The significance of this study is the support of the assumption that the non-avoidable endogenous generation of electromagnetic fields plays an active role in cell dynamics. This supports the basic hypothesis that the endogenous fields of the cell feedback on cell components some of which having generated these fields16. The work is, in addition, mutually supportive to giving credit to works on electrostatic or electromagnetic induction on cell processes being exogenous17,18,19,20 or endogenous21,22,23,24.
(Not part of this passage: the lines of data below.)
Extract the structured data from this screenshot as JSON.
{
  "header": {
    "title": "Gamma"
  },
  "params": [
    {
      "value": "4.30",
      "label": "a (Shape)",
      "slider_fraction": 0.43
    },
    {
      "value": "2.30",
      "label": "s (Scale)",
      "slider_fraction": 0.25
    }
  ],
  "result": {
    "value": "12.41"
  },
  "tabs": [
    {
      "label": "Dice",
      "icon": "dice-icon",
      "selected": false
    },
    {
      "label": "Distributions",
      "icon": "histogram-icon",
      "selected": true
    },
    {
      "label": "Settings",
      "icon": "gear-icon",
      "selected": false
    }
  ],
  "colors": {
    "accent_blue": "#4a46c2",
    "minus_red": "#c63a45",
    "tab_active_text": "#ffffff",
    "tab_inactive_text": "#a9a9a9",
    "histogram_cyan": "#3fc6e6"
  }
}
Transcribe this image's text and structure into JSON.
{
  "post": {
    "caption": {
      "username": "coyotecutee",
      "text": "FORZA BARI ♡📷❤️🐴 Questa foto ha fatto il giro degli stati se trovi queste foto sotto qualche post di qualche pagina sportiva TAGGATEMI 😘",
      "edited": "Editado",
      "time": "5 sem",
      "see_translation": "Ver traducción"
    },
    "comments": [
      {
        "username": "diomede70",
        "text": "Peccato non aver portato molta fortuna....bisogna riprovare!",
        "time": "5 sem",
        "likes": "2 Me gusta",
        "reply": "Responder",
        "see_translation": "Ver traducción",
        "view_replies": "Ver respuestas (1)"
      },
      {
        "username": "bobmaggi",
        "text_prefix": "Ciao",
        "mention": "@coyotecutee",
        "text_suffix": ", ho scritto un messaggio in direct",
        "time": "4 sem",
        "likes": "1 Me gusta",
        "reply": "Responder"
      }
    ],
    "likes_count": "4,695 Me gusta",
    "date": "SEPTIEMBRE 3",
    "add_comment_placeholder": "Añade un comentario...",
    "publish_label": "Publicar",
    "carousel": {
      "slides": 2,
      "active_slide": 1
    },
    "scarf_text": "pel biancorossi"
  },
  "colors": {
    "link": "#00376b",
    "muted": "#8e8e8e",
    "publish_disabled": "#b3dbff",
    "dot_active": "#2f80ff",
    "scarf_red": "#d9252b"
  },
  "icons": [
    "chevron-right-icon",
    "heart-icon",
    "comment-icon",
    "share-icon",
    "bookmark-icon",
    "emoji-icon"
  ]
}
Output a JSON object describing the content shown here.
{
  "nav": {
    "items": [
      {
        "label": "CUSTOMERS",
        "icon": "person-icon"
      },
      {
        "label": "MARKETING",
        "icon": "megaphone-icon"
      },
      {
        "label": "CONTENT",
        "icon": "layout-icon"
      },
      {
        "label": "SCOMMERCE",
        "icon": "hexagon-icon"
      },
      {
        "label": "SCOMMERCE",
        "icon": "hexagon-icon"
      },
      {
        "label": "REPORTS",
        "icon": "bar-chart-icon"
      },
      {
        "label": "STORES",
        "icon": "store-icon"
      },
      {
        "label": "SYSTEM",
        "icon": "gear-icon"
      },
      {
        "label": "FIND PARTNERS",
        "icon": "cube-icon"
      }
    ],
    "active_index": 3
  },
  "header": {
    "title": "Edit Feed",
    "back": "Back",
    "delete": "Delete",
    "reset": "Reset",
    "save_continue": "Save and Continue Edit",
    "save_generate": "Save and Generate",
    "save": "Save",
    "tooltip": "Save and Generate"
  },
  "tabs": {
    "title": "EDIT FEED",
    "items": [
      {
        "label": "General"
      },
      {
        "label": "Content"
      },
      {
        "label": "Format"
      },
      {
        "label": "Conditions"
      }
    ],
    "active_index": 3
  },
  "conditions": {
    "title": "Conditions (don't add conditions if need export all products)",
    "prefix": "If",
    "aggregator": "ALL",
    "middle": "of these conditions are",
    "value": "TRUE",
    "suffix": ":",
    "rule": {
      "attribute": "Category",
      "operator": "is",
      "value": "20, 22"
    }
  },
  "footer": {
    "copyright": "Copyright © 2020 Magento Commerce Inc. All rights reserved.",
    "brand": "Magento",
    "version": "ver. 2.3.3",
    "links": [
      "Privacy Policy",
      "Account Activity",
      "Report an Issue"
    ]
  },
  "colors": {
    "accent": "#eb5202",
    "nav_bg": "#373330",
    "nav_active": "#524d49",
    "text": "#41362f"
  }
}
The results demand to give more attention to the physics of the cell. This may also include to look at effects from physics-based non-invasive therapies and basic research leading to such forms of therapy, respectively25. This, however, means that we cannot exclude the possibility that life’s inner organization is also driven by rules intrinsic to electromagnetic fields interacting with matter and life.

Materials and Methods

The study organism

Paramecium caudatum (Phylum: Ciliata) is a freshwater protozoan of the Eurasian plate and a common research organism in different biological fields such as ecology and cell behaviour26,27 or host-parasite interactions28. They are large cells with a length of about 250 µm and width of about 50 µm.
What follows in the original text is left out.